I believe they are considered two different concepts. The multiple inheritances is a “diamond shape”, but it seems to me you think about it as an inheritance chain.
Let’s say you have the preset “release”, “debug”, “env”. If you create “default” that inherits from “debug” which in turn inherits from “env” it is a chain of inheritance “default"→"debug"→"env”. However, if you put [“release”, “debug”] in the inheritance of “default”, “default” inherits from both at the same level. The rule of resolution has nothing to do with the inheritance overwrite and the order in which the inheritance priority should be decided is a new question entirely, so why not choose to put priority from left to right (from the start of the list to the end)?
I hope this answer helps you despite being a few months late!
If I understand correctly, you expect that [release, debug, coverage] would behave like if coverage was inheriting from debug, and debug from release. However, in a chain of inheritance, you do not have to choose between multiple values for a single variable. Let say coverage has CMAKE_BUILD_TYPE set to RELEASE, debug inherits from coverage and defines CMAKE_BUILD_TYPE to DEBUG. Then debug only contains one value for CMAKE_BUILD_TYPE, which is DEBUG. So if you would make “default” that inherits from debug, default would have DEBUG as value for CMAKE_BUILD_TYPE because there is no other choice.
If instead you define “default” as inheriting from [release, debug, coverage], then you are in a completely different situation, you might have 3 definitions of CMAKE_BUILD_TYPE and need to choose which one you are going to keep. Their choice was to put priority on the first one in the list, but they could have done the opposite.
I am not saying I agree or disagree with this choice, the argument is here only to try to explain that the rules do not differ between chained inheritance and multi-inheritance but rather that we have two different concepts that have their set of rules. I am trying to address your last question:
In the meantime, I am completely confused from cmake docu and discussion:
The preset will inherit all of the fields from the inherits presets by default
(except name, hidden, inherits, description, and displayName),
but can override them as desired.
Does this mean, there is no inheritance hierarchy possible with cmake presets?
If I want to merge values from different presets, I have to use an inheritance list?

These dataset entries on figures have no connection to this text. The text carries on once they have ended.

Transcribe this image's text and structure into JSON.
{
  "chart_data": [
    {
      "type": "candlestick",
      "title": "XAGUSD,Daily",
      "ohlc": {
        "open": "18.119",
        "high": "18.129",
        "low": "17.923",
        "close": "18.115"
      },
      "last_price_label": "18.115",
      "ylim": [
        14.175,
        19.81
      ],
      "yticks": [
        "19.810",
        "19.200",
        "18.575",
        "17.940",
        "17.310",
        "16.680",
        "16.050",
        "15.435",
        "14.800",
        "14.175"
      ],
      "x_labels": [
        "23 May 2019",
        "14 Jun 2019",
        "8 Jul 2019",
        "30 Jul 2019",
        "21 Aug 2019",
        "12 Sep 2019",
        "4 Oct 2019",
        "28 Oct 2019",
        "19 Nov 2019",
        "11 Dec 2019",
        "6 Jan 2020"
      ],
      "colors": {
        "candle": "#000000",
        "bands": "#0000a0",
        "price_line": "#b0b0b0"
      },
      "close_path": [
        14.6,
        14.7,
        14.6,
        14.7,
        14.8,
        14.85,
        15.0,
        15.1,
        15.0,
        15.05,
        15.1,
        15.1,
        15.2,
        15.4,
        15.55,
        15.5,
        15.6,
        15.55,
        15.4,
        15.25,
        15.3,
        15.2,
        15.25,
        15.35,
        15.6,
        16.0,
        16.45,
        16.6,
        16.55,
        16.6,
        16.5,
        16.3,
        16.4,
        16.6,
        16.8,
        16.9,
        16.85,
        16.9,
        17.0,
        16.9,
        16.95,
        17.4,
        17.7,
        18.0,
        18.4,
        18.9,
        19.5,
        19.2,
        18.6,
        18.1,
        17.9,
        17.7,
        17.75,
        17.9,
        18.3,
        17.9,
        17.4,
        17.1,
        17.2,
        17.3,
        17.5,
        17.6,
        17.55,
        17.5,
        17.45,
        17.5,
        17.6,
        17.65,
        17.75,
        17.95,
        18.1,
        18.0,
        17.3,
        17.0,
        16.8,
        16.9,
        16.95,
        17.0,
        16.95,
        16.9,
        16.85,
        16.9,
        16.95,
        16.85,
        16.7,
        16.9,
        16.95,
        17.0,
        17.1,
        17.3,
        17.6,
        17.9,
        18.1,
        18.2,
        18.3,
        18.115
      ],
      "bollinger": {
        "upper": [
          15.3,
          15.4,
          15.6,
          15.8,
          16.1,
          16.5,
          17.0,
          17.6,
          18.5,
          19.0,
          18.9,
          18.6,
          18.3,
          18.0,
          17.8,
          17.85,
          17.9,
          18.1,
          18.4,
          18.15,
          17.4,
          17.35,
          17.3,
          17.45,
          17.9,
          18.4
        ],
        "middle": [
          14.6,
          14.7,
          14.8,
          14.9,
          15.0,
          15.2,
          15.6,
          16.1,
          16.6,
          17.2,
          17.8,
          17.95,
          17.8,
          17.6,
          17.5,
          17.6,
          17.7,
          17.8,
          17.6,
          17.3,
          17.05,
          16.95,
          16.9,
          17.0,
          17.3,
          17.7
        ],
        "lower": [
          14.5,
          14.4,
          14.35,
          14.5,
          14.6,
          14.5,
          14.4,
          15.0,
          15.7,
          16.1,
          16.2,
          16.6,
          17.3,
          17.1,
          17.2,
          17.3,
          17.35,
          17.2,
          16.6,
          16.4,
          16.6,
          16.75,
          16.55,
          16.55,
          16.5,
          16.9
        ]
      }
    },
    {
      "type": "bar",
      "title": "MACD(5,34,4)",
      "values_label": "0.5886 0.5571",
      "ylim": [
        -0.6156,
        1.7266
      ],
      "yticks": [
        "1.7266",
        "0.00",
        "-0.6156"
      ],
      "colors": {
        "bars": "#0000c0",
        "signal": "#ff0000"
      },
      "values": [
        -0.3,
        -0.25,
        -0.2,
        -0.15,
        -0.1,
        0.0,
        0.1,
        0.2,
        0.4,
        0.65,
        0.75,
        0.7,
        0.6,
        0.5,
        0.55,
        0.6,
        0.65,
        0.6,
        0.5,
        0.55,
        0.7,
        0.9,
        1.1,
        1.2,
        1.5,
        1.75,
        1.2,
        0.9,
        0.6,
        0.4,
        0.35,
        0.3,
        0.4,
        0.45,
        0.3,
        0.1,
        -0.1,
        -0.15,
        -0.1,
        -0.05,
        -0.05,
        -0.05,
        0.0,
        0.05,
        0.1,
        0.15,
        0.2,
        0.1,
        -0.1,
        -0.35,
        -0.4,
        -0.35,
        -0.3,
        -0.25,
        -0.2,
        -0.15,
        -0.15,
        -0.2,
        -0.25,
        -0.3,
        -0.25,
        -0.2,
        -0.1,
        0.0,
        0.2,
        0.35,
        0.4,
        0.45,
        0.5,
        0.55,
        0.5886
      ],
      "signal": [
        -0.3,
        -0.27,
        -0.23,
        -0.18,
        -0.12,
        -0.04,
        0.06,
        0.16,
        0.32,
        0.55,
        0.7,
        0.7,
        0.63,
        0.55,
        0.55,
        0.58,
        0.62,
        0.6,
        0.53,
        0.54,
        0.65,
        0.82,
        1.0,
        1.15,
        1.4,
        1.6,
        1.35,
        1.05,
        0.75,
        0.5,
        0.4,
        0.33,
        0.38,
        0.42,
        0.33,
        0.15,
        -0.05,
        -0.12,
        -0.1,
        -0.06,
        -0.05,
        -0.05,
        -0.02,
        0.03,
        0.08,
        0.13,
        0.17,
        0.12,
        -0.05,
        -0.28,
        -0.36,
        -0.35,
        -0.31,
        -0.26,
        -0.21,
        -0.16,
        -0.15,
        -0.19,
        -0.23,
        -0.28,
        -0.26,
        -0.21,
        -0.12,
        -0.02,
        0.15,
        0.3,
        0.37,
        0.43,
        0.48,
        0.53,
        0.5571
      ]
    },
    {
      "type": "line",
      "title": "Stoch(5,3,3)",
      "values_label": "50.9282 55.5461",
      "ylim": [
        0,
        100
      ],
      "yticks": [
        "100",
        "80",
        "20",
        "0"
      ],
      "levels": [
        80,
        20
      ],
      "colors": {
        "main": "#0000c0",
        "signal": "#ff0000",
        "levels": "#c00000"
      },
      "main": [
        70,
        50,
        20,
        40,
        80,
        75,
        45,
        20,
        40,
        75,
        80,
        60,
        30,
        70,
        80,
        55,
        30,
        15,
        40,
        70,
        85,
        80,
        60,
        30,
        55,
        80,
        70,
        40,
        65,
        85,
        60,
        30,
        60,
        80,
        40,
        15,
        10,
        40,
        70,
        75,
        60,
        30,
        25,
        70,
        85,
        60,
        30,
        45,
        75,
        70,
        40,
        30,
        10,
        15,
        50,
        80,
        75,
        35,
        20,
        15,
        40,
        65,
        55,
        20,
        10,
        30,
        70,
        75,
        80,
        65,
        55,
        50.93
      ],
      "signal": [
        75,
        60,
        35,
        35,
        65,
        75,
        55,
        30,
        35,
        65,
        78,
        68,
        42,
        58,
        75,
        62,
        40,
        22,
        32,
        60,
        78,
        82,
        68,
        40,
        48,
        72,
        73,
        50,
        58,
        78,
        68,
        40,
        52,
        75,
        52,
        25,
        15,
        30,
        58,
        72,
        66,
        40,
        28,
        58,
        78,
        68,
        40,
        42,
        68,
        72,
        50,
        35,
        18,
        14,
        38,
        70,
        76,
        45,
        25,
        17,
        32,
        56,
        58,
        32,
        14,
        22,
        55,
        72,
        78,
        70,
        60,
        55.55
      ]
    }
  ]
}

I do not think so. Let’s say you have a preset “default” that inherits from “debug”. “debug” has CMAKE_BUILD_TYPE set to DEBUG, then “default” inherits the field CMAKE_BUILD_TYPE with value DEBUG. Therefore “debug” has the field CMAKE_BUILD_TYPE set to DEBUG. Thus, if you would now create a preset “custom” that inherits from “default”, “custom” would inherit CMAKE_BUILD_TYPE with value DEBUG from “default”. So, indirectly, “custom” inherits from “debug”, but “debug” is not in the inheritance field of “custom”. If it is not clear enough, consider this specification as a technicality and keep in mind that, “custom” inherits fields from “debug” unless they have been redefined in “default”, or in “custom”.